Barack Obama affirmed the key themes of his education agenda on Tuesday.
1) "Investing in early childhood initiatives" like Head Start;
2) "Encouraging better standards and assessments" by focusing on testing itineraries that better fit our kids and the world they live in;
3) "Recruiting, preparing, and rewarding outstanding teachers" by giving incentives for a new generation of teachers and for new levels of excellence from all of our teachers.
4) "Promoting innovation and excellence in America's schools" by supporting charter schools, reforming the school calendar and the structure of the school day.
5) "Providing every American with a quality higher education--whether it's college or technical training."
Good stuff. And there was this characteristically Barackian sentiment too:
It is time to start rewarding good teachers and stop making excuses for bad ones.
But then on Wednesday he signed the omnibus spending bill. Aside
from being laden with thousands of earmarks he had earlier promised to
stop, this included something else, as Roland Martin notes:
Refreshing to hear a Democrat talk about a union's "death grip". Onward to card check!When President Obama signs the $410 billion omnibus spending bill, there will be shouts of joy from both sides as Republicans and Democrats get their cherished earmarks. Yet tucked into that bill is an amendment pushed by the president's former colleague in the Senate, Illinois Democrat Dick Durbin, who used his influence to essentially kill the District of Columbia school vouchers program.

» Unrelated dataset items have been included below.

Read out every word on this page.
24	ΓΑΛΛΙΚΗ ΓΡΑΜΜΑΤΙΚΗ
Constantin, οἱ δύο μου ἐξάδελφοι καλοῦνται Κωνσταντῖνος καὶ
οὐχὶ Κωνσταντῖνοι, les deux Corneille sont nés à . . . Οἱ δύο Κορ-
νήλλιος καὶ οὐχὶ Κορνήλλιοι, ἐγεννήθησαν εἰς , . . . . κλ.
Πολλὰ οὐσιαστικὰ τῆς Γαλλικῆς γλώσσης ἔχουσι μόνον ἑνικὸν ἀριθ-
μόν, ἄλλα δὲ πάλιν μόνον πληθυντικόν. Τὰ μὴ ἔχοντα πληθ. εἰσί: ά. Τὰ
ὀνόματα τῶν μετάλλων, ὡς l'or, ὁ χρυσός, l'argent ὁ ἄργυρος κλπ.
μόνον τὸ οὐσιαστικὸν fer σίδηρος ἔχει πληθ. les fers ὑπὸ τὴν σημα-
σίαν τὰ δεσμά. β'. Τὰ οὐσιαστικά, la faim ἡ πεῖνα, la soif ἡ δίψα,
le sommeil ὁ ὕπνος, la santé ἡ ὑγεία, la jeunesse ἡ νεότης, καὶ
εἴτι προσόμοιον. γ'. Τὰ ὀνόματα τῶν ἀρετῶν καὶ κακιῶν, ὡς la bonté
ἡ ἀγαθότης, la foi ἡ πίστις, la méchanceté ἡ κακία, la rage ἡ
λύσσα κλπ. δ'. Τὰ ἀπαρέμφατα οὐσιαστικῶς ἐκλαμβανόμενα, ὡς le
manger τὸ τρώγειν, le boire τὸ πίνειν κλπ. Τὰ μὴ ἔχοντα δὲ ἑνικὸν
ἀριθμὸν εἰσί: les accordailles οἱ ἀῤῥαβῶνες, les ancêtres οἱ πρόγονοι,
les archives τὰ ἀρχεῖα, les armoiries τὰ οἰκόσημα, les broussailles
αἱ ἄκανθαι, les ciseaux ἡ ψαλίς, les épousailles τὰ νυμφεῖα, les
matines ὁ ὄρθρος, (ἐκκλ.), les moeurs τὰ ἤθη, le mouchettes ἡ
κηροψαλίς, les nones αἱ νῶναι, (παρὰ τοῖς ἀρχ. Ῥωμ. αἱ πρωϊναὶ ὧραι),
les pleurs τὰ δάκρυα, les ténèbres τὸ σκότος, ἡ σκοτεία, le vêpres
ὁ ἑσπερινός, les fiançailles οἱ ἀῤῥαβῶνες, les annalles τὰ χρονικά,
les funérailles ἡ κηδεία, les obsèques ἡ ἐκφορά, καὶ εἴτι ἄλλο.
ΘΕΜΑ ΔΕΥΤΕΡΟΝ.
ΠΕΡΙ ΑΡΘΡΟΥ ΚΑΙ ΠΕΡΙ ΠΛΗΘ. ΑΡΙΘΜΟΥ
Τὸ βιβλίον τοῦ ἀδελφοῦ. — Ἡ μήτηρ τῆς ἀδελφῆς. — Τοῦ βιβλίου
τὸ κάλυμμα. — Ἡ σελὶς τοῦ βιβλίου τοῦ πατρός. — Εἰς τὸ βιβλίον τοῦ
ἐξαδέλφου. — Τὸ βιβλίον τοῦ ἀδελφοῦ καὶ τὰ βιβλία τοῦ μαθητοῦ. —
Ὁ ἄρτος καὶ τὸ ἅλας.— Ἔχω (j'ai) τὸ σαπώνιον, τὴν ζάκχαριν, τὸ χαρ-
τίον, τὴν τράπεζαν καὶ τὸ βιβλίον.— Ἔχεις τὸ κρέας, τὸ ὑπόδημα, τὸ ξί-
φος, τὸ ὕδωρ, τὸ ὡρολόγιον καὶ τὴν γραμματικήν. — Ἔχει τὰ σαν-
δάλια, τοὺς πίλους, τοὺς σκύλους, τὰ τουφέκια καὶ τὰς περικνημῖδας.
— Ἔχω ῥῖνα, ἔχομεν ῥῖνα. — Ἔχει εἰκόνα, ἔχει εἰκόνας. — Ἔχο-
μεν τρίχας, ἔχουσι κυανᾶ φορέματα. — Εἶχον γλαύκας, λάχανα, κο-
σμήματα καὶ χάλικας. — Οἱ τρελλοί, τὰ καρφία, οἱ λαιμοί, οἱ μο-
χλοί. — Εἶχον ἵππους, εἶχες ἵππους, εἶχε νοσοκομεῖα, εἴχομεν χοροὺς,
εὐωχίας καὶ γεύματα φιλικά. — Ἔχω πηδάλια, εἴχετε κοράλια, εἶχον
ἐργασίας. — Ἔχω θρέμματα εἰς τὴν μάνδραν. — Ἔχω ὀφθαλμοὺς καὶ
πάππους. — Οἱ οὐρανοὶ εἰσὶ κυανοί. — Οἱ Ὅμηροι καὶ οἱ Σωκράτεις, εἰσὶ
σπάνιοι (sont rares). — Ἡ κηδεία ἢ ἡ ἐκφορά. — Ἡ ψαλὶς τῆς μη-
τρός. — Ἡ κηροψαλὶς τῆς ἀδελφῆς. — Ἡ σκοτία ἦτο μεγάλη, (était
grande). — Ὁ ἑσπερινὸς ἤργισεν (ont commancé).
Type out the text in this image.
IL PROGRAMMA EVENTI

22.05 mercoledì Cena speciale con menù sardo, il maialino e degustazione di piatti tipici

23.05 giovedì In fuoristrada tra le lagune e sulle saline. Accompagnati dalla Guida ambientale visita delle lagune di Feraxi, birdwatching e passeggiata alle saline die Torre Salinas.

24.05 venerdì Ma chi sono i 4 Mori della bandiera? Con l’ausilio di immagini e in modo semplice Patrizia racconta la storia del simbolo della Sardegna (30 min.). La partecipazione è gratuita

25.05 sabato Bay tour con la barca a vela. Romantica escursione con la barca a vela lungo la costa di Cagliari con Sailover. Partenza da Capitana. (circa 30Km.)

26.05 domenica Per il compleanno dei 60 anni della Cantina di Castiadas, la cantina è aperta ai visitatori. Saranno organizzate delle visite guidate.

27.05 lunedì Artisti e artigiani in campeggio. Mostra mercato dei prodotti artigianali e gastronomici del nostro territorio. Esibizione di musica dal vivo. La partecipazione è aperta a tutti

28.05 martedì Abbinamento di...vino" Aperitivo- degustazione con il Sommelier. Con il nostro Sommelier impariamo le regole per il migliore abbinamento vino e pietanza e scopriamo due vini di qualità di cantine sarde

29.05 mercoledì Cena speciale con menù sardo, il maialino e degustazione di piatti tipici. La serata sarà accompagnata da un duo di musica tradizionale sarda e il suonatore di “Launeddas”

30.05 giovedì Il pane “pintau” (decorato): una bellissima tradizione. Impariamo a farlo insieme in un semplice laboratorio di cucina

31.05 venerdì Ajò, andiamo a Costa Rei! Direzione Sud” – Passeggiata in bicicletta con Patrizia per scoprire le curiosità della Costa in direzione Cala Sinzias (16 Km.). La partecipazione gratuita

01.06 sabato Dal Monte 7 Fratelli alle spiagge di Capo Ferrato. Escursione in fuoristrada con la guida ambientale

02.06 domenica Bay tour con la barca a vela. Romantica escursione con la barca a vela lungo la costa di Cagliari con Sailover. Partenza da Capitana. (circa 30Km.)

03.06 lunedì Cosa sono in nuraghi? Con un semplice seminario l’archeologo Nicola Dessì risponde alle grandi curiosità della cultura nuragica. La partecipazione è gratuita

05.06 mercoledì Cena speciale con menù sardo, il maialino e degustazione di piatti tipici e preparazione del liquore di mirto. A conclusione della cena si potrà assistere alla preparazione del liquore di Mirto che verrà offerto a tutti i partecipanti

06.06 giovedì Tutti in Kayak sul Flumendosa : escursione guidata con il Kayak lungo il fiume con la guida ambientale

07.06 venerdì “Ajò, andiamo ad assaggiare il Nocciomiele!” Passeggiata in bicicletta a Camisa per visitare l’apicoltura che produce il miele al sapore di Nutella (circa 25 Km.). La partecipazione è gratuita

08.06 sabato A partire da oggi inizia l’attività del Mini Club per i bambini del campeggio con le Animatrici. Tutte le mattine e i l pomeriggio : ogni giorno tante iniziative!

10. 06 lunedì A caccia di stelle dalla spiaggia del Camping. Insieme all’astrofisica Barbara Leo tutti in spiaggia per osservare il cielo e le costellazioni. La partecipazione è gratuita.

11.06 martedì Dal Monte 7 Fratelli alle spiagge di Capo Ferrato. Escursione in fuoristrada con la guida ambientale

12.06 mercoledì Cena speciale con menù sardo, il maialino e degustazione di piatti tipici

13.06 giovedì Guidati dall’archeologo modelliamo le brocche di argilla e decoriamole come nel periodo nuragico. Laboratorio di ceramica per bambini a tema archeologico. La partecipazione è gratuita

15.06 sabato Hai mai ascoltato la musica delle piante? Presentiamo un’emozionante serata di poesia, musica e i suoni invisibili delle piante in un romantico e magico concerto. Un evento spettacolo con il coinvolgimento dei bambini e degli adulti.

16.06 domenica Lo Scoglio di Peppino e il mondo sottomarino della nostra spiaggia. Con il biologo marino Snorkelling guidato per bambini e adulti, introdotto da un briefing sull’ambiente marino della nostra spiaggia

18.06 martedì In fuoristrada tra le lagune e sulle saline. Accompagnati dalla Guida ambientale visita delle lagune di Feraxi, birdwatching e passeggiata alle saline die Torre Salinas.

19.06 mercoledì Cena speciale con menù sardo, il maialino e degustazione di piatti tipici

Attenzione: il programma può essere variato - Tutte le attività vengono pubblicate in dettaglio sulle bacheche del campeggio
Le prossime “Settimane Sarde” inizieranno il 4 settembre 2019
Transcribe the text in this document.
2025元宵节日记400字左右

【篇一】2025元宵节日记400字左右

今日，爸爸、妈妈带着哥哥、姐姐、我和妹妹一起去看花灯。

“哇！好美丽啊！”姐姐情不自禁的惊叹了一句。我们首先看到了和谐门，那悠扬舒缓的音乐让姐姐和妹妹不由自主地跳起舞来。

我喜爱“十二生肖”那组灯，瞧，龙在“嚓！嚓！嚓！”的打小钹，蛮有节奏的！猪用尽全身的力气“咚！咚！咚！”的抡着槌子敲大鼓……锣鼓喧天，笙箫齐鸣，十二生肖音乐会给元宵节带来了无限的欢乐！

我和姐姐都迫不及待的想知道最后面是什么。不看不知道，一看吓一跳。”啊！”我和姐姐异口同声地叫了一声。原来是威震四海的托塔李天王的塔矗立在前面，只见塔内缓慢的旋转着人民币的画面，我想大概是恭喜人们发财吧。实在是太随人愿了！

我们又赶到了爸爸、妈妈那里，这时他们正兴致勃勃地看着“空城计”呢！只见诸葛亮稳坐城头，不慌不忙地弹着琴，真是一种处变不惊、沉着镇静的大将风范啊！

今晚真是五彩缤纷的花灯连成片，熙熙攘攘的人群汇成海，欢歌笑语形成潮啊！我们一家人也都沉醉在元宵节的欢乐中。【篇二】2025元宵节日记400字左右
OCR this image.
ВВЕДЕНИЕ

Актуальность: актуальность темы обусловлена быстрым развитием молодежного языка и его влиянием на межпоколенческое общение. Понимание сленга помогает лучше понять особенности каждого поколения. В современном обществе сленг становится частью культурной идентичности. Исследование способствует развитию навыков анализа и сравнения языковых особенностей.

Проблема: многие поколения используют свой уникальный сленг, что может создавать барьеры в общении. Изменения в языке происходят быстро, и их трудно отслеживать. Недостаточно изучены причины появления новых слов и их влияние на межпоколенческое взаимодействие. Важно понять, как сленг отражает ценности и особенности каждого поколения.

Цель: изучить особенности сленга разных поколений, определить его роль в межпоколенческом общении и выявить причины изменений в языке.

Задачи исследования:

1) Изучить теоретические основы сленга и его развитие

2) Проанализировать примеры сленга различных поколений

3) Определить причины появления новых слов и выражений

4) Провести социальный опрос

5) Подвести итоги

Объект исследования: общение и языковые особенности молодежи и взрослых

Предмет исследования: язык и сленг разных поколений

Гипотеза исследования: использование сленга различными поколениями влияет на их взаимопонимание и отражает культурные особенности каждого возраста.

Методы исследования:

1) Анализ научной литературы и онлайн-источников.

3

Oh sure, it will be portrayed that the Democrats aren't killing the program, but the initiative calls for no new students to be allowed entry, unless approved by Congress and the District of Columbia City Council. And considering that the teachers union has such a death grip on both Democratic-controlled institutions, you can forget about that happening.






But the politicization of charter schools is so sharp that as far as I can tell there's almost no reporting on that amendment -- which, granted, there might not have been anyways because there's, um, other things going on, but the timing of the President's speech would seem to've made it pretty newsworthy. Sad.
I just can't believe Obama, who understands and has communicated so well the idea of change from the bottom up, is taking such a top-down approach to education. Let me explain my perspective first: I became a teacher at 40 and have taught for 15 years. I was a National Merit Scholar in high school, graduated with honors from a prestigious national university, have had some stories, poems, and essays published over the years in small but earnest magazines and was also a professional athlete for 8 years, which really does turn into something useful to offer kids in public schools through coaching positions. Long story short - I'm pretty well qualified to teach and I like kids and have received uniformly excellent evaluations for my classroom work - and I think the national debate about education is pretty absurd. The crucial elements in education, I'm convinced, are curiosity and a desire to learn and you can't just drum those into little minds. Our educational system is a mirror of our culture - adult Americans are not readers, aren't curious about ideas and meaning, and - surprise! - neither are our children. It's a long, hard slog to tell kids for 13 years they need to study hard just so they "can compete in a global economy." But not only is that basically what we're reduced to as our core goal in education, it's also simply just a lie, or so I have come to believe, about the reason to become educated in the first place. Try reading an American textbook sometime - any subject. It's impossible for an intelligent, self-motivated, genuinely curious mind to find it interesting on any level. How is that ever going to work?
So if I understand what your saying correctly, you wanted Obama to open up this bill to the process again and try and make it perfect or better rather than go on and do other things and maybe fix the problems that are in it later. You seriously want Obama to tell congress that they need to spend the next month redoing the appropriations they already did rather then concentrate on other things.